Конечно, это ужасно - вытащить желтого воскового Болта на ярко освещенную скамью. Желтого воскового Иосифа. Суд в музее восковых фигур. Обвинение: соучастие в геноциде собственного народа.
У Робеспьера на голове вмятина. Приговор. Гильотина - вжик!
Восковая голова медленно падает в корзину. Временная петля. По законам фантастического мира действие зацикливается в порочном кругу. Назавтра очередная казнь друга народа. "Опять новую фигуру отливать",- вздыхают работники восковой фабрики. Триста шестьдесят пять раз казнили Адольфа Гитлера. Мало! - волнуются народы.
До чего жестоки, немилосердны до чего!
У Болта на Лехе - тоталитаризм или же имперский национальный социализм? Или, наконец, имперский интернациональный социализм? Все же империя с различными нациями - это привычней. Нации склонны к бунтам. Особенно которые на краю. Мы их дружески увещеваем. Но и цыкнуть можем. "Правильно излагаю, Болт?" - "Правильно излагаешь". А мнение Болта не может быть безразличным. Он - большой специалист по национальному вопросу. Послушаем отца народов.
"Все лехияне - единая братская семья. Это означает, что все Они подразделяются на пять сортов.
Первый - высший сорт - ценю и уважаю. Расстреливаю только по суду. Иной раз, конечно, кое-кого из самых уважаемых приходится отравить.
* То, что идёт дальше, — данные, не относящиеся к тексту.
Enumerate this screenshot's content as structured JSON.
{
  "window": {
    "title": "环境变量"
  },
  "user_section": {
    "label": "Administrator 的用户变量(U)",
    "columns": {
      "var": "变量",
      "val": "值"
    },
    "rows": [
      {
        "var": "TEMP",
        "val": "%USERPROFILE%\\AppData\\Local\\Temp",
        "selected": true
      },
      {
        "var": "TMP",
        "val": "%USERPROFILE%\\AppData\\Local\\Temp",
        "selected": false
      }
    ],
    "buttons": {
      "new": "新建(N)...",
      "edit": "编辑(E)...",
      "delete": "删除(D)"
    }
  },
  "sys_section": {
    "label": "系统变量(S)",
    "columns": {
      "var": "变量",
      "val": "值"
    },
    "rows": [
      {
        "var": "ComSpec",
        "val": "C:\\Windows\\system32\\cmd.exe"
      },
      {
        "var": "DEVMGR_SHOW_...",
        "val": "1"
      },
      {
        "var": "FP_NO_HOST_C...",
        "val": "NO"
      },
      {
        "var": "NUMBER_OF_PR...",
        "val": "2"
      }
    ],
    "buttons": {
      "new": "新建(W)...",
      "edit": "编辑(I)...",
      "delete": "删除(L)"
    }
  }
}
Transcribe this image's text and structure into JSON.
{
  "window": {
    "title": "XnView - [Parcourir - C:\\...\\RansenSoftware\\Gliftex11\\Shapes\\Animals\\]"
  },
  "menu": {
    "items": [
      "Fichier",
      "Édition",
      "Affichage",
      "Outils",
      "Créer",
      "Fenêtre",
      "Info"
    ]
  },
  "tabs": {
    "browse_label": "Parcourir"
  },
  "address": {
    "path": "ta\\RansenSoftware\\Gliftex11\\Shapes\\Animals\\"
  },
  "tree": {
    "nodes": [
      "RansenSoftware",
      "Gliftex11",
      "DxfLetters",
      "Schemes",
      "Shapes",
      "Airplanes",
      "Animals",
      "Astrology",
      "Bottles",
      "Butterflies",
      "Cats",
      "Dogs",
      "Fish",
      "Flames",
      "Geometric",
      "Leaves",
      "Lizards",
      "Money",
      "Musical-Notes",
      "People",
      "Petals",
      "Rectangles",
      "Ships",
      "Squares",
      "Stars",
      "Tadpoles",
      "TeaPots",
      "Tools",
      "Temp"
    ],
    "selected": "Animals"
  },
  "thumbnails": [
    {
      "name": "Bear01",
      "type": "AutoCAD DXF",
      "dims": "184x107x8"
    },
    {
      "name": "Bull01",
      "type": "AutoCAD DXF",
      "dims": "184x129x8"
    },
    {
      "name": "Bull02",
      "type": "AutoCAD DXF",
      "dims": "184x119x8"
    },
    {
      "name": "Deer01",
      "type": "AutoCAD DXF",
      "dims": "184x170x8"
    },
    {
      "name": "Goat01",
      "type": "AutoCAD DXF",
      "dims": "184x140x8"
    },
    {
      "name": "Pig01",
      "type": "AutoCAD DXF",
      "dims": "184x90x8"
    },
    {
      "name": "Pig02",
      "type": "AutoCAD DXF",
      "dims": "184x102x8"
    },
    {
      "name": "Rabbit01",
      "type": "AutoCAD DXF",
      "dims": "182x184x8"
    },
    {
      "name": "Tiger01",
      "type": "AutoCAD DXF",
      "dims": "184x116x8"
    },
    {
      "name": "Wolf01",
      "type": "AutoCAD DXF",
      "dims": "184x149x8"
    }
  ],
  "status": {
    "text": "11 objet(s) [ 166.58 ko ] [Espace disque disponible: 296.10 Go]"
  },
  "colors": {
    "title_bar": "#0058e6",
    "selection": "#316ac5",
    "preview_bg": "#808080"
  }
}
Государственное дело. Зато какие похороны, какие речи! Плач по всей планете - три дня. И два-три болота нарекаем их светлым именем. Вторым сортом идут воины и стражи свободы, эти честные труженики топора и плети. Третьим - тоже труженики, беззаветные и безответные труженики города, деревни и болотных необозримых просторов. Четвертый сорт - это образованные, без них, увы, не обойдешься, особенно в таком наиважнейшем деле, как обеспечение Леха новейшим оружием. А ведь был Лех, что скрывать, окружен злобными врагами, о чем неустанно и непрестанно предупреждали наши газеты, где работали те же - четвертого сорта. Пятый сорт - пришельцы, собственной планеты не имеющие. Нигде не уживаются, но изворотливы, умны, гибки. Пролезали везде, как тараканы, жуткая публика. Часто в четвертый сорт выходили, а то и в первый. Впрочем, пятый сорт - это пятый сорт, но мы все равно его любим и уважаем. Мы вообще всех любим, большое внимание ко всем сортам и стратам проявляем".